これらの債権者としては、亡くなった方に財産(遺産)があるのであれば、その財産から支払ってもらいたいと考えます。しかし、亡くなった方の相続人がいない場合、誰に請求して良いか困ることになります。このような場合は、これらの債権者が利害関係者として相続財産清算人の選任を申立てることができます。

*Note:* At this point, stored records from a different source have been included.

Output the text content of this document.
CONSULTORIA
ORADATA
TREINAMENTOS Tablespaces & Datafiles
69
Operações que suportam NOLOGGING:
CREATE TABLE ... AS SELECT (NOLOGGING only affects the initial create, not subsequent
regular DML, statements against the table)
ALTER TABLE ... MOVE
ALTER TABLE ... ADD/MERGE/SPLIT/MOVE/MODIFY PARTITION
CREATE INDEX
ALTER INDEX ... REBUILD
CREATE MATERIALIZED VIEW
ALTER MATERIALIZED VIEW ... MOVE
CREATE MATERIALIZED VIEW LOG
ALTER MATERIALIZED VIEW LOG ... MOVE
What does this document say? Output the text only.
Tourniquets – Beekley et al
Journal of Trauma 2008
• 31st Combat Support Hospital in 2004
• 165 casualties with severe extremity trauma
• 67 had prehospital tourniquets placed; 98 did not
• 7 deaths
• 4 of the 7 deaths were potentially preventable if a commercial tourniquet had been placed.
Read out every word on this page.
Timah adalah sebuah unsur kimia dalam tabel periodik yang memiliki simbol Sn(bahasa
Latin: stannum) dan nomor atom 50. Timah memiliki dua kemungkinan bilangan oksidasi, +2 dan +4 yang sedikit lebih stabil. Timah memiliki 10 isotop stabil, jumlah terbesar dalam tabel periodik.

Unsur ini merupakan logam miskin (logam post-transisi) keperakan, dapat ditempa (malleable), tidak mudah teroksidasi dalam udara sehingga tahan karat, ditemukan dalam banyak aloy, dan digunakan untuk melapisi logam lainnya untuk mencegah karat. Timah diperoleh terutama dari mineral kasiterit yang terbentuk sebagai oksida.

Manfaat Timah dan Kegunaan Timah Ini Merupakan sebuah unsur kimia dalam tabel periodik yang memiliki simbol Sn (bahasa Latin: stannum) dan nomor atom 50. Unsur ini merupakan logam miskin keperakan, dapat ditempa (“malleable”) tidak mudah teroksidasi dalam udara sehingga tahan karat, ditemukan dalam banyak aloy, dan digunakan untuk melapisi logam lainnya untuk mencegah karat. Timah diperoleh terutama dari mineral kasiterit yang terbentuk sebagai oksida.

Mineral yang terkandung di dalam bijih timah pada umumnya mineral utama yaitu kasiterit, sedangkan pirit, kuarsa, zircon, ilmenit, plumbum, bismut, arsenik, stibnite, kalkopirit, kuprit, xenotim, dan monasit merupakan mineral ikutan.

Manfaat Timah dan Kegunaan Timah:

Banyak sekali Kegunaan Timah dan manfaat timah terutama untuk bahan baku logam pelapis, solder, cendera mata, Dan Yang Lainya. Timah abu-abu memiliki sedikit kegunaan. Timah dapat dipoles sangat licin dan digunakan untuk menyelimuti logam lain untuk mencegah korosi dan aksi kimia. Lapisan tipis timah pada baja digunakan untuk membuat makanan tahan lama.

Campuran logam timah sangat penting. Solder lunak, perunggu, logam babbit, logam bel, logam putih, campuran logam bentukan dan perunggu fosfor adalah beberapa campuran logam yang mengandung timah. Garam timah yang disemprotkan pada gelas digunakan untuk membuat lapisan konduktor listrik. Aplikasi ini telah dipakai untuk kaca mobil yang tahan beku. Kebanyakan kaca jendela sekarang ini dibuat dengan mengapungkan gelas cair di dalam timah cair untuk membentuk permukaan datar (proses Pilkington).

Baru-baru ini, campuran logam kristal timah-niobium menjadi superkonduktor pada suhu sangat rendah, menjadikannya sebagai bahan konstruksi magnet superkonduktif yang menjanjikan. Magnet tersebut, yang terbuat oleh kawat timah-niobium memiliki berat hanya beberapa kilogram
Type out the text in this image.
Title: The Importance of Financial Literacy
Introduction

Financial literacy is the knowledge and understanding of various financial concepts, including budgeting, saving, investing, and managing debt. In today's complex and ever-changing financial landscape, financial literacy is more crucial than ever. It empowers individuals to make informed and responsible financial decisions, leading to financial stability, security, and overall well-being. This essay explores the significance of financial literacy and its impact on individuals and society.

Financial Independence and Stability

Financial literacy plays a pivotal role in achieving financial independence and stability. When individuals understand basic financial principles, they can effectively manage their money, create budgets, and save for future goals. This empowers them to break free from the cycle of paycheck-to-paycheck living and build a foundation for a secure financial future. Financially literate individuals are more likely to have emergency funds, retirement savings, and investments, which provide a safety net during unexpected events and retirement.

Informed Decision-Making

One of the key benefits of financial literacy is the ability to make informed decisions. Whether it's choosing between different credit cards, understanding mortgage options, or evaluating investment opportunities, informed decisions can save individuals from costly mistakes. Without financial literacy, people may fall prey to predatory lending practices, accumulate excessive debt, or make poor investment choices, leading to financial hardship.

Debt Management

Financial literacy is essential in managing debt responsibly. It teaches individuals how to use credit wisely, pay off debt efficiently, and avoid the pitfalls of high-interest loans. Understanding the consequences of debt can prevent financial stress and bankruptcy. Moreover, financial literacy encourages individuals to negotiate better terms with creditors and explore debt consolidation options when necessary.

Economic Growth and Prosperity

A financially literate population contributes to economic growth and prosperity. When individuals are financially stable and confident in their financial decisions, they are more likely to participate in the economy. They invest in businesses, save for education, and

選任された相続財産清算人は、亡くなった方の財産を調査して洗い出します。そして、相続人が本当にいないのか官報に公告を行って調査をします。また、あわせて債権者に対して債権の届け出を催促します。届け出のあった債権者には相続財産の中から公平に弁済します。相続財産を換価する必要があれば、これを換価します。


このような清算作業の結果、相続人が不存在で、相続財産の残余がある場合は、相続財産清算人は、残った遺産を国庫に納めることになります。

但し、亡くなった方の相続人ではないが、特別に縁故のあった方が遺産の承継を申し出る場合があります。この場合は、裁判所は「特別縁故者」に遺産を承継させて良いかどうか裁判を行うことになります。特別縁故者への遺産の承継が認められれば、相続財産清算人は特別縁故者に遺産を引き渡すことになります。

特別縁故者とは、身寄りのない「お一人様」の生活を長年支えてきた遠い親戚や友人などです。

相続財産清算人の家庭裁判所への申し立て件数も増加しています。2024年度は、前年比304件増の7,252件となり過去最高となっています。


( 遺産を国庫に納めずに自分の思いを実現する )

人によっては、遺産が何千万円も残ってしまうことがあります。これをそのまま国庫に納めてしまうのはもったいないと思います。自分の思いを実現するために有意義に遺産を使ってもらうことを考えることも必要だと思います。

そのためには、「遺言」を作成して、相続人以外の親しい方に遺産を「遺贈」することも選択肢の1つになります。遺言書があれば、その指定に従って遺産が承継されることになります。法定相続人ではないが親しい親族や世話になった友人などが候補になります。

最近は、「遺贈寄付」も増えています。医療や科学技術の発展、難民救済や災害援助、教育や福祉活動の向上など様々な目的に応した「遺贈寄付」があります。福祉目的のNPO法人や大学、自治体や菩提寺など寄付を受けてもらえるところも増えています。これらの組織に生前に遺贈寄付を申し出ても良いと思います。

なお、遺贈するための遺言書の記載方法は、意外と難しい面があります。色々な考慮点があるため司法書士などの専門家に相談した方が良いと思います。知らない第三者 (又は第三者機関 ) に勝手に遺贈しても受け取ってもらえない場合があるからです。また、受取りは現金しか受け取らない場合も多いのです。その場合は、不動産などは換価して遺贈する必要があります。そのあたりの段取りも遺言書に詳しく記載する必要があるのです。


( まとめ )

国に納められた遺産は、財務省で国の歳出にあてられます。その意味で国の何らかの施策の役に立っているということはできます。しかし、財務省主計局の判断で使われるのは、なんともやるせない気がします。

自分が一生かけて蓄えた遺産は、自分の意思で使い道を決めたいと考えたくなります。今回の話も参考にして、身寄りのない一人暮らしの高齢者は遺言書の作成を検討ください。日本赤十字社などの大手の慈善団体へ遺贈寄付を検討される場合は、その団体が遺言書の作成など色々と丁寧にサポートしてくれます。

遠い親戚や親しい友人などへ遺贈する場合は、司法書士に相談ください。その方にあった遺言書の作成をサポートしてくれると思います。